The disease is easily manifested at birth due to the absence of the skull and scalp and the effect on the brain . The condition is also called

acrania (absence of the skull) and acephaly (absence of the head). In the most severe form, the entire skull and scalp are missing.

In some cases, called meroacrania or merodisease, part of the skull may be present. In most cases

the disease occurs as an isolated congenital defect with other organs and tissues of the body forming correctly.
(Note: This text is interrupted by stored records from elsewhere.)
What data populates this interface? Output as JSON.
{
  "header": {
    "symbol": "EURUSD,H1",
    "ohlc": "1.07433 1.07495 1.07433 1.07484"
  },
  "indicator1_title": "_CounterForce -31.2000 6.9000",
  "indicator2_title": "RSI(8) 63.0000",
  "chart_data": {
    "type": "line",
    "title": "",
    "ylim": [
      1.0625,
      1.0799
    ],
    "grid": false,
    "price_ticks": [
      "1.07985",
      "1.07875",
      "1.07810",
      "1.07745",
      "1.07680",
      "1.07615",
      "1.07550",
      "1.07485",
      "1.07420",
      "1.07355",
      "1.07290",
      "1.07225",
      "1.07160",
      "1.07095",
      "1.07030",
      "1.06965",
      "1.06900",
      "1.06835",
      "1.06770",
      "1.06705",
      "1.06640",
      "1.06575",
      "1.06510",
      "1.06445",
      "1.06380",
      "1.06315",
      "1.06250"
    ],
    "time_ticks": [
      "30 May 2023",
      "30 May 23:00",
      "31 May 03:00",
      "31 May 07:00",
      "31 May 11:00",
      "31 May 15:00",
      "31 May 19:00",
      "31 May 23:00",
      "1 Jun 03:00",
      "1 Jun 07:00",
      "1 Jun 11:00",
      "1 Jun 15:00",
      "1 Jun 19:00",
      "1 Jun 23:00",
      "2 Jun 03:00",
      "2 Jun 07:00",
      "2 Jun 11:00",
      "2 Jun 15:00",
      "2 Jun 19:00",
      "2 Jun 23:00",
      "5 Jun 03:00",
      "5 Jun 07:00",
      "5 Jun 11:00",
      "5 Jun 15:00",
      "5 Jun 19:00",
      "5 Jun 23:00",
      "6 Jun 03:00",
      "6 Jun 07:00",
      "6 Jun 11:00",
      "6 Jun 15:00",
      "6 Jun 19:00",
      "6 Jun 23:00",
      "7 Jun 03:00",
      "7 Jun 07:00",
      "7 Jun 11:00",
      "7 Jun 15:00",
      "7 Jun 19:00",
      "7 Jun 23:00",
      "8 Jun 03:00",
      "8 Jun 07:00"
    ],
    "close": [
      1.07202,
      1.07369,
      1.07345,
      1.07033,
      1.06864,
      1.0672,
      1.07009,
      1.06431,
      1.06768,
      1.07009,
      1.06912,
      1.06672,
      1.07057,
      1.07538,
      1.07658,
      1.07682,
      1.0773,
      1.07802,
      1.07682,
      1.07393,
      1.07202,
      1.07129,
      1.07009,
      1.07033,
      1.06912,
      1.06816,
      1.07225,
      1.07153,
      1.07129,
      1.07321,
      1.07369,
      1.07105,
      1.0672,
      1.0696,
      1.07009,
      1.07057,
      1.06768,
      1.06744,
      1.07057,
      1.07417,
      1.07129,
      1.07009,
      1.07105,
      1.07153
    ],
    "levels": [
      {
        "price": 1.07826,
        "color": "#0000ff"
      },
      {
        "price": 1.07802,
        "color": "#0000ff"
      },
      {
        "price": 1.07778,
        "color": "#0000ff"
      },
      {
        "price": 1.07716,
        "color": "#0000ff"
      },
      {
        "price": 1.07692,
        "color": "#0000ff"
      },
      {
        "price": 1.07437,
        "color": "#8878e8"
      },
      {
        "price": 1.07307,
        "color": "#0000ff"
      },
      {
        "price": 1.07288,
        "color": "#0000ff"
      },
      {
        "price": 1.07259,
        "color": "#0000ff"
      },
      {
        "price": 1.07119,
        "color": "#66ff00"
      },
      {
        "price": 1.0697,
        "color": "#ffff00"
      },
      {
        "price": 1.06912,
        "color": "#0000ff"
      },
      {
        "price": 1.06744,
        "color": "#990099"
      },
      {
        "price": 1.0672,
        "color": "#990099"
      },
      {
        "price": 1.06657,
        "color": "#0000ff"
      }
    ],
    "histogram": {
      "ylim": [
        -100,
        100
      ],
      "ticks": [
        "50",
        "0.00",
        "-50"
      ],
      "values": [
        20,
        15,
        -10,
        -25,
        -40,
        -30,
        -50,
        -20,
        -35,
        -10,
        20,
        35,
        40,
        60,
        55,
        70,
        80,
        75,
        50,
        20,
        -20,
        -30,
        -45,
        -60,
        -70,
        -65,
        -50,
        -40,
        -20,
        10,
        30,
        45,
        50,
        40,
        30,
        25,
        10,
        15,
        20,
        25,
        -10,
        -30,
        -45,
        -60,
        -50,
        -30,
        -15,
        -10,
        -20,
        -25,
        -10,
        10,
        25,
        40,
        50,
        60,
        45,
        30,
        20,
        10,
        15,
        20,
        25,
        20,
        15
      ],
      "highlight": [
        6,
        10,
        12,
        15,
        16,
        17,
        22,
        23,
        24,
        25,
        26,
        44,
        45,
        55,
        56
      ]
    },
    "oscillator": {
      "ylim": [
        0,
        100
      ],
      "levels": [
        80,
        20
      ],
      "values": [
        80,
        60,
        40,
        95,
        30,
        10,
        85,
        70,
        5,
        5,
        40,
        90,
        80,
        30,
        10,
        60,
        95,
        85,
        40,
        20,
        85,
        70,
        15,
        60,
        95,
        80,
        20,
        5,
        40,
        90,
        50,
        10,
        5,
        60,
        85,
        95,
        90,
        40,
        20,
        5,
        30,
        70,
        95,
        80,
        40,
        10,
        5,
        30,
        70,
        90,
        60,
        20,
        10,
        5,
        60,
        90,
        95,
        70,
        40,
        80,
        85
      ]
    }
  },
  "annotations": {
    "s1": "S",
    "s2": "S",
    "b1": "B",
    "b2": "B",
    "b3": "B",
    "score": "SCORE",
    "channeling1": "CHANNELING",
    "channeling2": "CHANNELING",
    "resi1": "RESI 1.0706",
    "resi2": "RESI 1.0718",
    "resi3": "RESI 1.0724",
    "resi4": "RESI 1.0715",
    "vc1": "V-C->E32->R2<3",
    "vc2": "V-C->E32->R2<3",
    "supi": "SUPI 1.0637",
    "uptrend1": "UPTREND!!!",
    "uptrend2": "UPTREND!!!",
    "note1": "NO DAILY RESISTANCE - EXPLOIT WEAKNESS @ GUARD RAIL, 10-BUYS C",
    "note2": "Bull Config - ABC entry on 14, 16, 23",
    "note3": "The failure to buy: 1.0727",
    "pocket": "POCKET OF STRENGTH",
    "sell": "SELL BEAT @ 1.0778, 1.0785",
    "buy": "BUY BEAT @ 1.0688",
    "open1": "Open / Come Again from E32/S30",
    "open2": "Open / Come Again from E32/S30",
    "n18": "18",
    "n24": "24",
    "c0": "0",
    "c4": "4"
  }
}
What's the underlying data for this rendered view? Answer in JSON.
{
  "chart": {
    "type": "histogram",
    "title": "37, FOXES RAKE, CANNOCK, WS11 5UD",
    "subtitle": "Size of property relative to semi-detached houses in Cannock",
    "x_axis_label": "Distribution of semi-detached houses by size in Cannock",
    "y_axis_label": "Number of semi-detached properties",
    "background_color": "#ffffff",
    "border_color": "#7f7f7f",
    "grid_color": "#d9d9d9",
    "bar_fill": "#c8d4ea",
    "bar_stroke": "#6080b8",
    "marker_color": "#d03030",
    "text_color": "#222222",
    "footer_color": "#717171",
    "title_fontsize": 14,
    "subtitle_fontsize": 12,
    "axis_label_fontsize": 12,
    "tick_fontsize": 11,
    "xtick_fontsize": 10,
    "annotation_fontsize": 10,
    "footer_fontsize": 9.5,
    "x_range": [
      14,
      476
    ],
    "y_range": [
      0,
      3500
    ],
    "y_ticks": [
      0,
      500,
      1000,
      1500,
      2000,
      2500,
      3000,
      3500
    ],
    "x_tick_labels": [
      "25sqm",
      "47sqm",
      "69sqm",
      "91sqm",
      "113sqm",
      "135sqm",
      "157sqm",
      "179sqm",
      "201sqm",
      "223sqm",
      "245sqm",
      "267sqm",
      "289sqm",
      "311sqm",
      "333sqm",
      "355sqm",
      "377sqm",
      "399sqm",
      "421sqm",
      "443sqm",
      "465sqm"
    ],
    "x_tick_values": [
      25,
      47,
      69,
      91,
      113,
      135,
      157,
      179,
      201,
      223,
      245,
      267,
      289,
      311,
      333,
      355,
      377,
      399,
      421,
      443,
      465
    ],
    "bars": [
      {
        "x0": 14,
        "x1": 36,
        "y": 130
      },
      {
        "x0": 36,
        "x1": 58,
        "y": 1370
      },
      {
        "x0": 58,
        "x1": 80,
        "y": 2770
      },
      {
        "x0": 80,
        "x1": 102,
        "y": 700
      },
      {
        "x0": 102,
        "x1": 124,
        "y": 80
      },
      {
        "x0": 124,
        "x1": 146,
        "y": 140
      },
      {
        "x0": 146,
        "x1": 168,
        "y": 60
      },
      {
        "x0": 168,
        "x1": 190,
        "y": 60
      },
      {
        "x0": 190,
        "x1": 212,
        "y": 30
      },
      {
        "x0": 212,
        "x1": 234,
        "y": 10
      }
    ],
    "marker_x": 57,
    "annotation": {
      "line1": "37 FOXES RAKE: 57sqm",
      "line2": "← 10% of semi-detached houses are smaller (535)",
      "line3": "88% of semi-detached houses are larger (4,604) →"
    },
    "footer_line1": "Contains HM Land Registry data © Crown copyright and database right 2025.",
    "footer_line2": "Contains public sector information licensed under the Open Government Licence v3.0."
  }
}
In about 10% of cases, other malformations coexist with anencephaly.

Demographics

The disease occurs in all races and ethnic groups. Prevalence rates range from less than one per 10,000 births

(European countries) to over 10 per 10,000 births (Mexico, China).

Causes and symptoms.

As an isolated defect, the disease appears to be caused by a combination of genetic and environmental factors that predispose

to the malformation of the nervous system . The specific genes and environmental factors that contribute to this multifactorial

causality are not fully understood. It is known that nutritional deficiency, especially folic acid deficiency,

is one of the predisposing environmental factors, and that mutations in the genes involved in the metabolism of such a necessary for

development of folic acid are genetic risk factors. The risk of recurrence after the birth of a child with anencephaly is 3-5%.

May be disease or other neural tube defect such as spina bifida . The disease is easily manifested at birth due to

effects on parts of the brain . Not only is 's brain distorted, but it is also damaged due to the absence of an overlying protective sheath.